19日8:25 ラジオ番組モーニングウエーブで東北大学の防災専門の先生の防災観の歴史と、震災2年経って大川小学校の検証委員会が立ち上がったと流れておりました。この大川小学校、108名中70名が死亡、4名が不明、教員も11名のうち10名が死亡し、学校災害史上最も大きい被害だそうです。私たちはこのような動きにも関心をもって、自らも学ぶ場としたいと心に念じました。

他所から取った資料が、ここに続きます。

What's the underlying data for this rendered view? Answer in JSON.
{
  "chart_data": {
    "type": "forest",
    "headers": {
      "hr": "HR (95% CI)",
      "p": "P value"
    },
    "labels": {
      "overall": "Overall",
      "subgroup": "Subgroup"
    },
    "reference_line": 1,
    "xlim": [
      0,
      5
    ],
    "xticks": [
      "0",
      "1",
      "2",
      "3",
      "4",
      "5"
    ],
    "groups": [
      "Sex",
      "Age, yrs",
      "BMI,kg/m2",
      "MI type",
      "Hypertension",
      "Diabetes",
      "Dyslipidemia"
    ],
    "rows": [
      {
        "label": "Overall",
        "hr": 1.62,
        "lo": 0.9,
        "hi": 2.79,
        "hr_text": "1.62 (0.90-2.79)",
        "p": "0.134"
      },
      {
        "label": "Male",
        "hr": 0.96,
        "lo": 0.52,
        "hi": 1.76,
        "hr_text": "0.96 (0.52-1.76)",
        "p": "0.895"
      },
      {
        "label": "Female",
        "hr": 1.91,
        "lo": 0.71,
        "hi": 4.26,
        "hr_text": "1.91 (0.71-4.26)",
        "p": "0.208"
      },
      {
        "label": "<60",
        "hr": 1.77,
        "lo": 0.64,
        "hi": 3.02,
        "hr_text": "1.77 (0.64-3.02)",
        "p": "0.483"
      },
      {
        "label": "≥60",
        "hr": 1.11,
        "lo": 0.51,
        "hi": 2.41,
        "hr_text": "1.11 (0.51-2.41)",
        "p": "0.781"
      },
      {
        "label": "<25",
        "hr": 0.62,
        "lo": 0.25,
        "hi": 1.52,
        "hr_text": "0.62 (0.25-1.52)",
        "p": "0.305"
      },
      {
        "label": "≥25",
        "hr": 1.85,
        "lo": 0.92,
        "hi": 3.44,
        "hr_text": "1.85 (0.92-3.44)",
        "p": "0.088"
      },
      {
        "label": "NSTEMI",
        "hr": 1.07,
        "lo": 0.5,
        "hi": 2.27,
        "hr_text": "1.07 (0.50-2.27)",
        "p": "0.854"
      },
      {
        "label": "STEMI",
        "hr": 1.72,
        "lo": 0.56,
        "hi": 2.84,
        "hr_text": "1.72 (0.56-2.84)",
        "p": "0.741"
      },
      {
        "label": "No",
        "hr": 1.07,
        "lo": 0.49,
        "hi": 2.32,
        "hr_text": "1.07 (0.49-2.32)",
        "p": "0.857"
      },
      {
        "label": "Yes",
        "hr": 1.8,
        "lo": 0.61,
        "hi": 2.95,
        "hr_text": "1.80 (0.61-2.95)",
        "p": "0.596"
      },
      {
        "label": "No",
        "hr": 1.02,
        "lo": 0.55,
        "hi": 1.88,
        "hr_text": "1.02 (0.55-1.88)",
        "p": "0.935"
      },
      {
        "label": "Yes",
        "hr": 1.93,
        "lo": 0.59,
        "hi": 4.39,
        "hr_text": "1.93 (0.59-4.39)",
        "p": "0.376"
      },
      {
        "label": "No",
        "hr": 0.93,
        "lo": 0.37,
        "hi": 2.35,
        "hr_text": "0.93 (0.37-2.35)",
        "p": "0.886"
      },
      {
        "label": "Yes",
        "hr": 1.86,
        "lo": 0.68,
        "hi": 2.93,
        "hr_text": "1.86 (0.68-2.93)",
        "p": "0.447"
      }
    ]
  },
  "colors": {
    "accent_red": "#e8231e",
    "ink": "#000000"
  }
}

19日9:30 より支部会本部連絡会が開かれました。公益法人化に伴い、支部および評議会との名称が使用できなくなりました。しかし津田喬子会長は、今まで通りに支部と継続して連携をとって行くことに変わりないことを強調されました。また日本女医会として、さまざまな女性医師の会が立ち上がる中で、いかに連携し、それぞれをネットワークで繋ぐことを求められていること、そこに日本女医会としての役割を検討していくことを熱意ある言葉で語られました。

kouen 総会は公益法人になり初めての開催です。この総会において、私達SACRACHの指導者でもある加藤治子先生が、荻野吟子賞を受賞されました。先生はよくご存じの通り、大阪市阪南中央病院性暴力被害ワンストップセンターであるSACHICOを立ち上げ、現在、全国に広まるたくさんの性暴力被害者支援活動にもご支援されご活躍です。北海道女性医師の会としてもとても嬉しく誇りに思います。おめでとうございます。私達北海道女性医師の会の活動とも密接に関わっているところが多く、ご指導をいただくことを改めてお願い申し上げました。

ランチョンセミナーは、 「女性と睡眠時無呼吸症候群(SAS)」虎ノ門病院成田浩司先生です。女性においての診断を疑うポイントをお示しくださいました。女性においては、決して肥満で首の短いという特徴がなくても顎の小さいことも要注意です。交通事故をきっかけに診断されたという発言者もあり、まずは疑うことが重要と肝に銘じました。

特別講演は、「石巻災害医療の全記録」の著者であり、東北大学病院総合地域医療教育支援部教授 石井正先生です。石巻赤十字病院外科医であった2011年2月、宮城県より災害医療コーディネータ-を委嘱された直後に東日本大震災が発生。その前後の詳細な経過についてのご講演でした。そして次への教訓をしっかり私達に伝えてくださいました。石井正先生の強靱な意志—それは石巻のために全力を尽くすという意志にただただ圧倒されました。

北海道からは、日本女医会常任理事の濱田啓子先生、藤根美穂先生がご出席でした。これからは会長(支部長)のみならず、すべての会員がご参加できるようになり、北海道女性医師の会の皆さまと来年度ぜひご一緒できることを楽しみにしております。
宮城県女医会の会長鈴木カツ子先生始め、理事の先生の細やかなお心配りに、心より感謝申し上げます。懇親会では、ピアノと四重奏演奏、朗読ロザリーの会、合唱ボナ・ボル・サーノ、オカリナ同好会の皆さまなど、すべて会員による多彩な活動にも感動いたしました。心から敬意を表します。ご出演の皆さま、お一人お一人がとても美しく素晴らしいです。今後も宮城県女医会の皆さまにはご健勝にて、引き続き被災地地域住民の心身の健康をお守りくださいますようにお願い申し上げます。懇親会には来賓として、宮城県知事、仙台市長、東北大学総長、宮城県医師会会長及び仙台市医会会長が参集されました。医療だけでなく、行政、教育からのご参加は、日頃の宮城県女医会のご活躍の賜と評価されておりました。心から感謝と尊敬を申し上げ報告といたします。